Afin d'éviter ce scénario, les passagers du bateau canadien ont renvoyé leur capitaine avant de prendre la mer, hier. Lorsque les gardes-côtes ont demandé à voir le capitaine du Tahrir, tous les passagers ont levé la main. Incapables de déterminer qui était le responsable du bateau, les autorités grecques détiennent depuis l'une des organisatrices en chef de la mission, la Canadienne Sandra Ruch, selon un rapport du Toronto Star.

Briser le blocus

Le Tahrir veut atteindre les côtes de Gaza pour y livrer des denrées, mais aussi pour briser le blocus mis en place par Israël en 2006 dans la foulée de l'enlèvement du soldat israélien Gilad Shalit et de l'élection du Hamas. Israël affirme maintenir en place le blocus afin d'éviter la livraison d'armes au parti islamiste qui contrôle toujours le territoire palestinien.

L'an dernier, Israël s'est attiré les foudres d'une large partie de la communauté internationale en arraisonnant une flottille similaire. Neuf militants pro-palestiniens d'origine turque ont alors trouvé la mort aux mains des forces israéliennes.

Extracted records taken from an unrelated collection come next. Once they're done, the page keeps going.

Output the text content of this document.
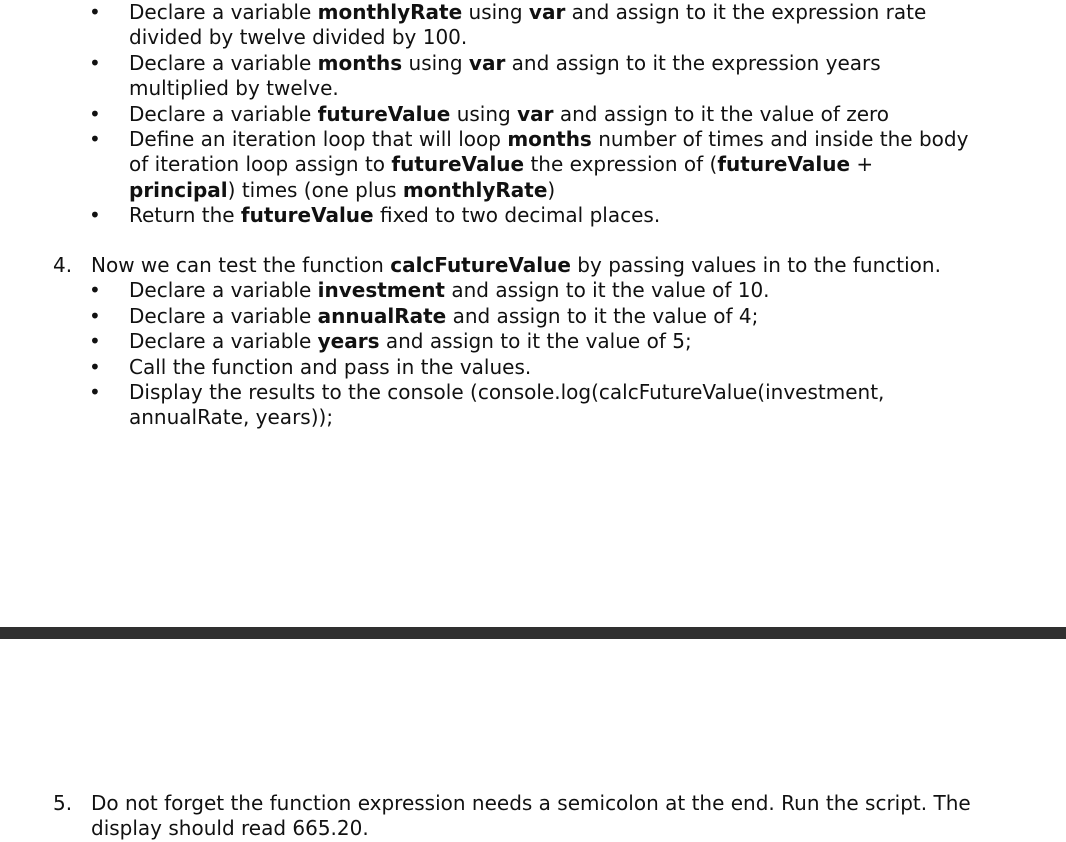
• Declare a variable monthlyRate using var and assign to it the expression rate divided by twelve divided by 100.
• Declare a variable months using var and assign to it the expression years multiplied by twelve.
• Declare a variable futureValue using var and assign to it the value of zero
• Define an iteration loop that will loop months number of times and inside the body of iteration loop assign to futureValue the expression of (futureValue + principal) times (one plus monthlyRate)
• Return the futureValue fixed to two decimal places.
4. Now we can test the function calcFutureValue by passing values in to the function.
• Declare a variable investment and assign to it the value of 10.
• Declare a variable annualRate and assign to it the value of 4;
• Declare a variable years and assign to it the value of 5;
• Call the function and pass in the values.
• Display the results to the console (console.log(calcFutureValue(investment, annualRate, years));
5. Do not forget the function expression needs a semicolon at the end. Run the script. The display should read 665.20.
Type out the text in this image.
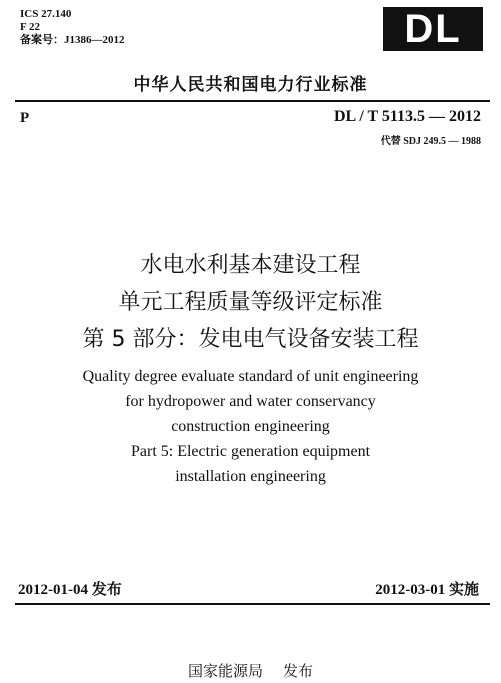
ICS 27.140
F 22
备案号：J1386—2012	DL
中华人民共和国电力行业标准
P	DL / T 5113.5 — 2012
代替 SDJ 249.5 — 1988
水电水利基本建设工程
单元工程质量等级评定标准
第 5 部分：发电电气设备安装工程
Quality degree evaluate standard of unit engineering
for hydropower and water conservancy
construction engineering
Part 5: Electric generation equipment
installation engineering
2012-01-04 发布	2012-03-01 实施
国家能源局 发布
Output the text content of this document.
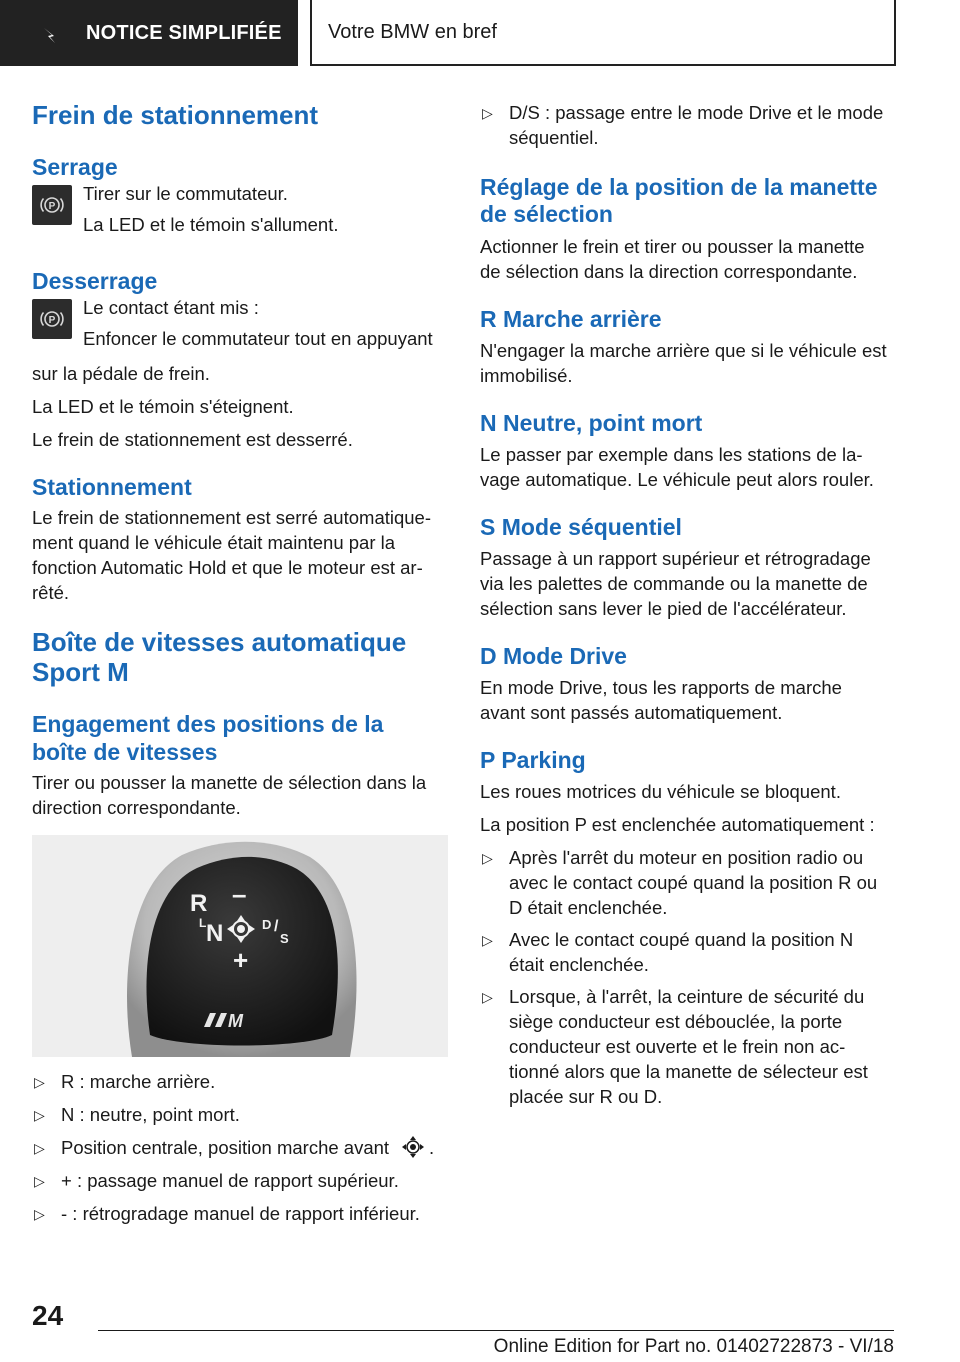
NOTICE SIMPLIFIÉE Votre BMW en bref
Frein de stationnement
Serrage
P
Tirer sur le commutateur.
La LED et le témoin s'allument.
Desserrage
P
Le contact étant mis :
Enfoncer le commutateur tout en appuyant
sur la pédale de frein.
La LED et le témoin s'éteignent.
Le frein de stationnement est desserré.
Stationnement
Le frein de stationnement est serré automatique-
ment quand le véhicule était maintenu par la
fonction Automatic Hold et que le moteur est ar-
rêté.
Boîte de vitesses automatique
Sport M
Engagement des positions de la
boîte de vitesses
Tirer ou pousser la manette de sélection dans la
direction correspondante.
R –
L N	D /
S
+
M
▷ R : marche arrière.
▷ N : neutre, point mort.
▷ Position centrale, position marche avant .
▷ + : passage manuel de rapport supérieur.
▷ - : rétrogradage manuel de rapport inférieur.
▷ D/S : passage entre le mode Drive et le mode
séquentiel.
Réglage de la position de la manette
de sélection
Actionner le frein et tirer ou pousser la manette
de sélection dans la direction correspondante.
R Marche arrière
N'engager la marche arrière que si le véhicule est
immobilisé.
N Neutre, point mort
Le passer par exemple dans les stations de la-
vage automatique. Le véhicule peut alors rouler.
S Mode séquentiel
Passage à un rapport supérieur et rétrogradage
via les palettes de commande ou la manette de
sélection sans lever le pied de l'accélérateur.
D Mode Drive
En mode Drive, tous les rapports de marche
avant sont passés automatiquement.
P Parking
Les roues motrices du véhicule se bloquent.
La position P est enclenchée automatiquement :
▷ Après l'arrêt du moteur en position radio ou
avec le contact coupé quand la position R ou
D était enclenchée.
▷ Avec le contact coupé quand la position N
était enclenchée.
▷ Lorsque, à l'arrêt, la ceinture de sécurité du
siège conducteur est débouclée, la porte
conducteur est ouverte et le frein non ac-
tionné alors que la manette de sélecteur est
placée sur R ou D.
24
Online Edition for Part no. 01402722873 - VI/18
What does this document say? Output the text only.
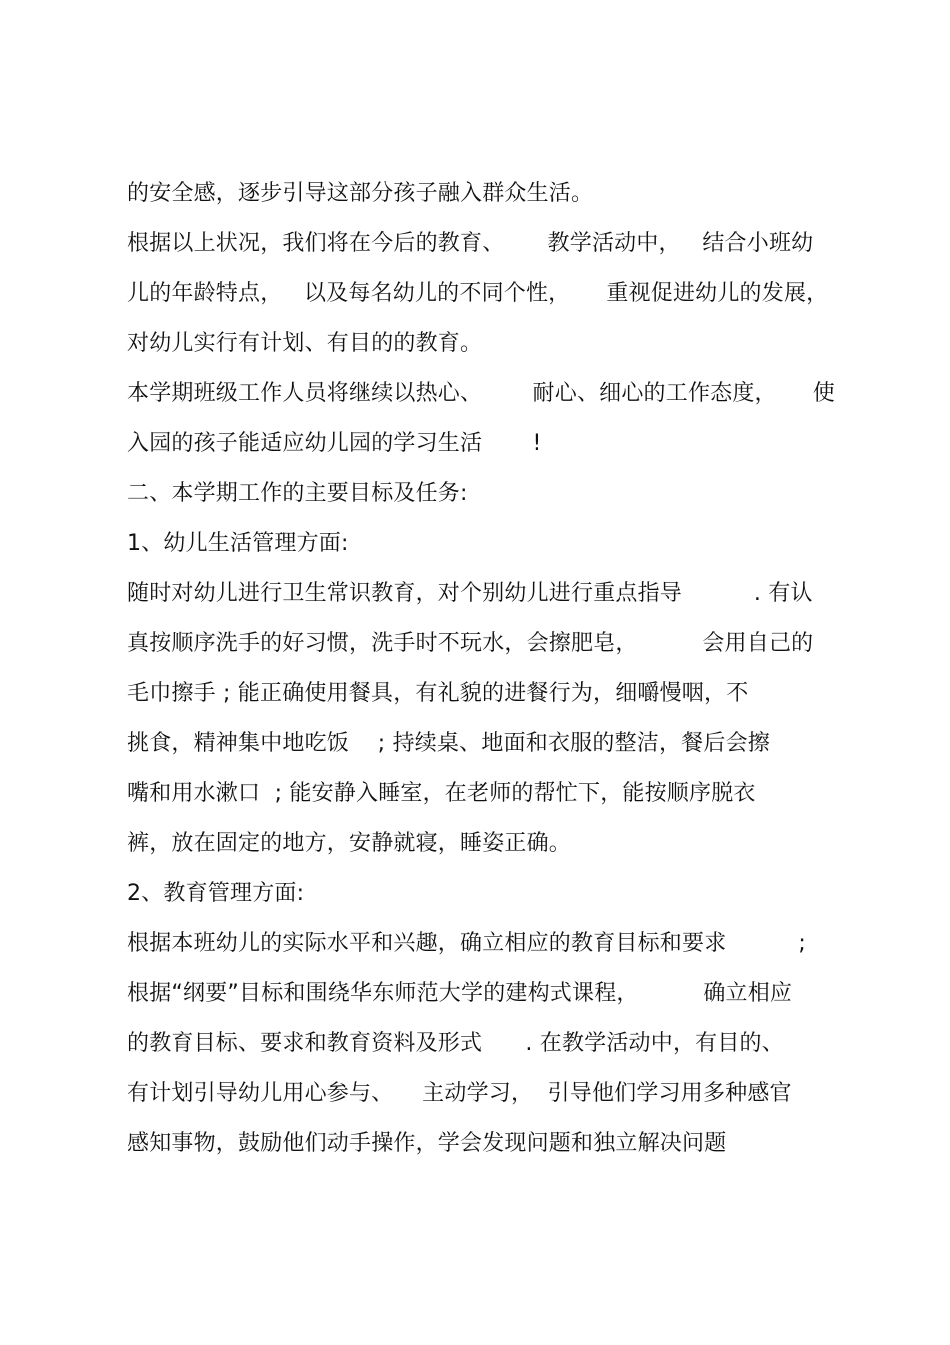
的安全感，逐步引导这部分孩子融入群众生活。
根据以上状况，我们将在今后的教育、      教学活动中，   结合小班幼
儿的年龄特点，   以及每名幼儿的不同个性，     重视促进幼儿的发展，
对幼儿实行有计划、有目的的教育。
本学期班级工作人员将继续以热心、       耐心、细心的工作态度，     使
入园的孩子能适应幼儿园的学习生活       !
二、本学期工作的主要目标及任务:
1、幼儿生活管理方面:
随时对幼儿进行卫生常识教育，对个别幼儿进行重点指导          . 有认
真按顺序洗手的好习惯，洗手时不玩水，会擦肥皂，         会用自己的
毛巾擦手 ; 能正确使用餐具，有礼貌的进餐行为，细嚼慢咽，不
挑食，精神集中地吃饭    ; 持续桌、地面和衣服的整洁，餐后会擦
嘴和用水漱口  ; 能安静入睡室，在老师的帮忙下，能按顺序脱衣
裤，放在固定的地方，安静就寝，睡姿正确。
2、教育管理方面:
根据本班幼儿的实际水平和兴趣，确立相应的教育目标和要求          ;
根据“纲要”目标和围绕华东师范大学的建构式课程，         确立相应
的教育目标、要求和教育资料及形式      . 在教学活动中，有目的、
有计划引导幼儿用心参与、    主动学习，  引导他们学习用多种感官
感知事物，鼓励他们动手操作，学会发现问题和独立解决问题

Avec Pierre-André Normandin



À Bord du Tahrir



Une quarantaine de personnes se trouvent à bord du Tahrir, bateau canadien de la deuxième flottille humanitaire vers Gaza. Parmi elles, hier, on comptait 19 Canadiens, dont 5 Québécois. Trois autres Canadiens étaient restés au quai afin de fournir de l'aide en cas d'arraisonnement et d'arrestation des passagers. Le reste de la délégation, soit 14 personnes, est composé de citoyens danois, australiens, belges et turcs. Dans le groupe, on trouve des médecins, des professeurs d'université, des avocats et un cinéaste. Le tiers de la délégation est composé de grands-parents, selon le Toronto Star, qui a fait le décompte. Neuf journalistes, dont deux canadiens, sont aussi à bord.

Photo Toronto Star

Des militaires grecs montent à bord duTahrir, ce navire où se trouvent des militants canadiens qui cherchent à se rendre en territoire palestinien de Gaza pour défier le blocus israélien.